Air sungai meluap hingga ke badan Jalan Provinsi jalur Geopark Ciletuh dengan ketinggian mencapai lutut orang dewasa. Selain genangan air, material lumpur pekat dari daerah hulu ikut terbawa arus dan menutupi sebagian ruas jalan.
Banjir juga merendam puluhan hektare areal persawahan milik warga yang saat ini tengah memasuki masa panen raya. Akses menuju kawasan homestay Kampung Cimarinjung pun sempat tertutup akibat genangan dan lumpur.
Warga menduga banjir yang terus berulang bukan hanya dipicu tingginya curah hujan, tetapi juga akibat kondisi Sungai Cimarinjung yang mengalami pendangkalan cukup parah. Kapasitas sungai disebut tidak lagi mampu menampung debit air saat hujan deras turun.
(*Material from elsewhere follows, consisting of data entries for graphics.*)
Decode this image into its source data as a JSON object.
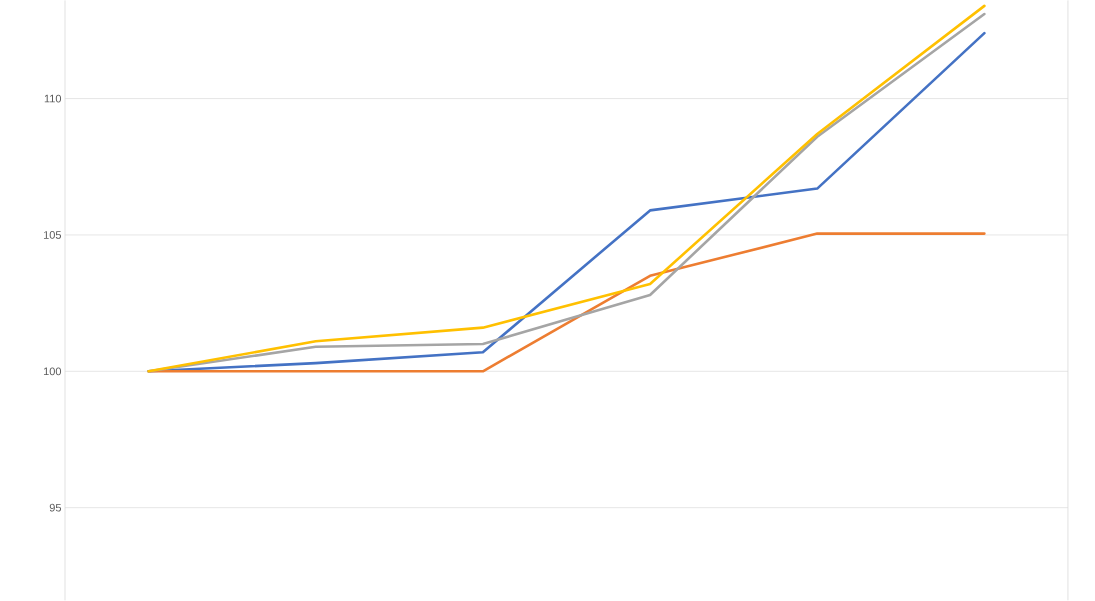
{
  "chart_data": {
    "type": "line",
    "categories": [
      null,
      null,
      null,
      null,
      null,
      null
    ],
    "series": [
      {
        "color": "#4472c4",
        "values": [
          100,
          100.3,
          100.7,
          105.9,
          106.7,
          112.4
        ]
      },
      {
        "color": "#ed7d31",
        "values": [
          100,
          100,
          100,
          103.5,
          105.05,
          105.05
        ]
      },
      {
        "color": "#a5a5a5",
        "values": [
          100,
          100.9,
          101.0,
          102.8,
          108.6,
          113.1
        ]
      },
      {
        "color": "#ffc000",
        "values": [
          100,
          101.1,
          101.6,
          103.2,
          108.7,
          113.4
        ]
      }
    ],
    "ylim": [
      91.6,
      113.6
    ],
    "yticks": [
      95,
      100,
      105,
      110
    ],
    "grid": "y",
    "tick_labels": "y",
    "marker": "none",
    "line_style": "solid"
  }
}
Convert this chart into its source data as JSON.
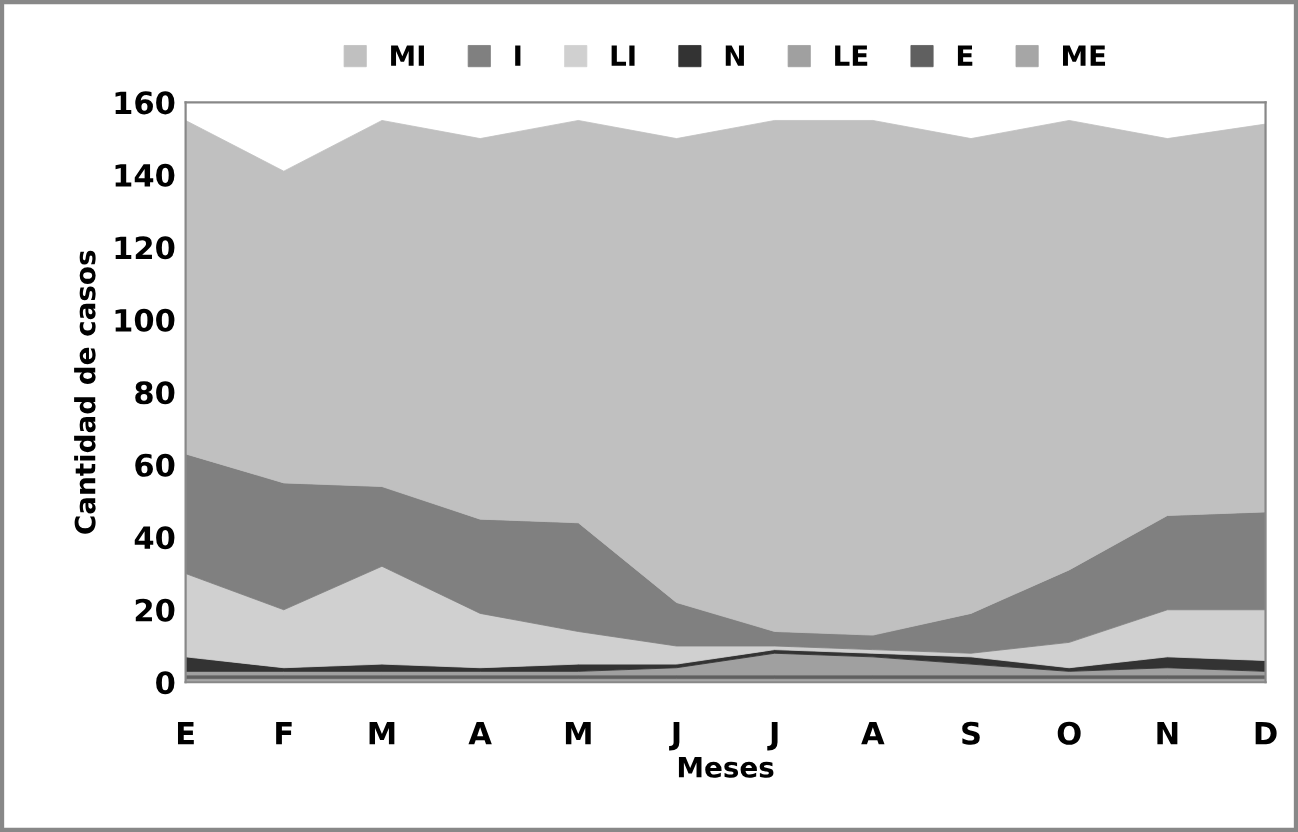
{
  "chart_data": {
    "type": "area",
    "stacked": true,
    "xlabel": "Meses",
    "ylabel": "Cantidad de casos",
    "categories": [
      "E",
      "F",
      "M",
      "A",
      "M",
      "J",
      "J",
      "A",
      "S",
      "O",
      "N",
      "D"
    ],
    "ylim": [
      0,
      160
    ],
    "yticks": [
      0,
      20,
      40,
      60,
      80,
      100,
      120,
      140,
      160
    ],
    "grid": false,
    "legend": "top",
    "series": [
      {
        "name": "ME",
        "color": "#a6a6a6",
        "values": [
          1,
          1,
          1,
          1,
          1,
          1,
          1,
          1,
          1,
          1,
          1,
          1
        ]
      },
      {
        "name": "E",
        "color": "#606060",
        "values": [
          1,
          1,
          1,
          1,
          1,
          1,
          1,
          1,
          1,
          1,
          1,
          1
        ]
      },
      {
        "name": "LE",
        "color": "#a0a0a0",
        "values": [
          1,
          1,
          1,
          1,
          1,
          2,
          6,
          5,
          3,
          1,
          2,
          1
        ]
      },
      {
        "name": "N",
        "color": "#333333",
        "values": [
          4,
          1,
          2,
          1,
          2,
          1,
          1,
          1,
          2,
          1,
          3,
          3
        ]
      },
      {
        "name": "LI",
        "color": "#d0d0d0",
        "values": [
          23,
          16,
          27,
          15,
          9,
          5,
          1,
          1,
          1,
          7,
          13,
          14
        ]
      },
      {
        "name": "I",
        "color": "#808080",
        "values": [
          33,
          35,
          22,
          26,
          30,
          12,
          4,
          4,
          11,
          20,
          26,
          27
        ]
      },
      {
        "name": "MI",
        "color": "#c0c0c0",
        "values": [
          92,
          86,
          101,
          105,
          111,
          128,
          141,
          142,
          131,
          124,
          104,
          107
        ]
      }
    ]
  }
}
Ajid, warga Kampung Cimarinjung, mengatakan kondisi tersebut diperburuk dengan saluran irigasi yang kecil dan dangkal sehingga air mudah meluap ke pemukiman serta lahan pertanian warga.
“Pendangkalan sungai sudah lama terjadi dan sampai sekarang belum ada penanganan serius. Kalau hujan deras, air pasti meluap ke jalan dan sawah,” ungkapnya.
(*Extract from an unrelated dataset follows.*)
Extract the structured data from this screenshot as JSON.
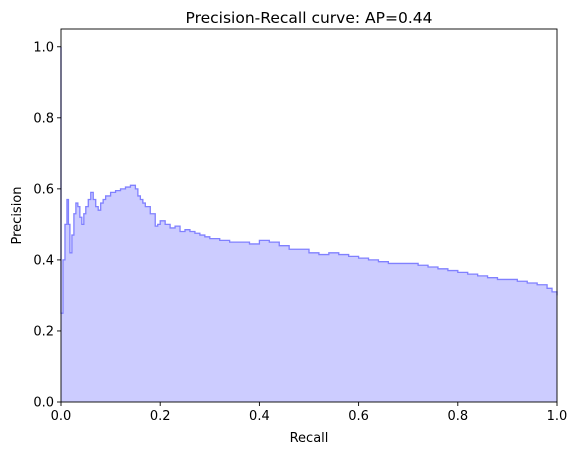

Ia menambahkan, situasi semakin buruk ketika banjir terjadi bersamaan dengan air laut pasang. Aliran sungai menjadi terhambat sehingga air berbalik masuk ke saluran irigasi dan menggenangi daratan.
Menurut Ajid, warga berharap pemerintah segera melakukan normalisasi Sungai Cimarinjung dan memperbaiki jaringan irigasi agar banjir tidak terus menjadi ancaman tahunan bagi masyarakat.
Akibat kejadian tersebut, para petani diperkirakan mengalami kerugian hingga ratusan juta rupiah karena tanaman padi yang hampir panen rusak terendam air dan tertutup lumpur tebal.
Warga berharap ada langkah cepat dan berkelanjutan dari pemerintah daerah untuk menangani persoalan sungai dan sistem pengairan di kawasan tersebut demi mencegah bencana serupa kembali terulang.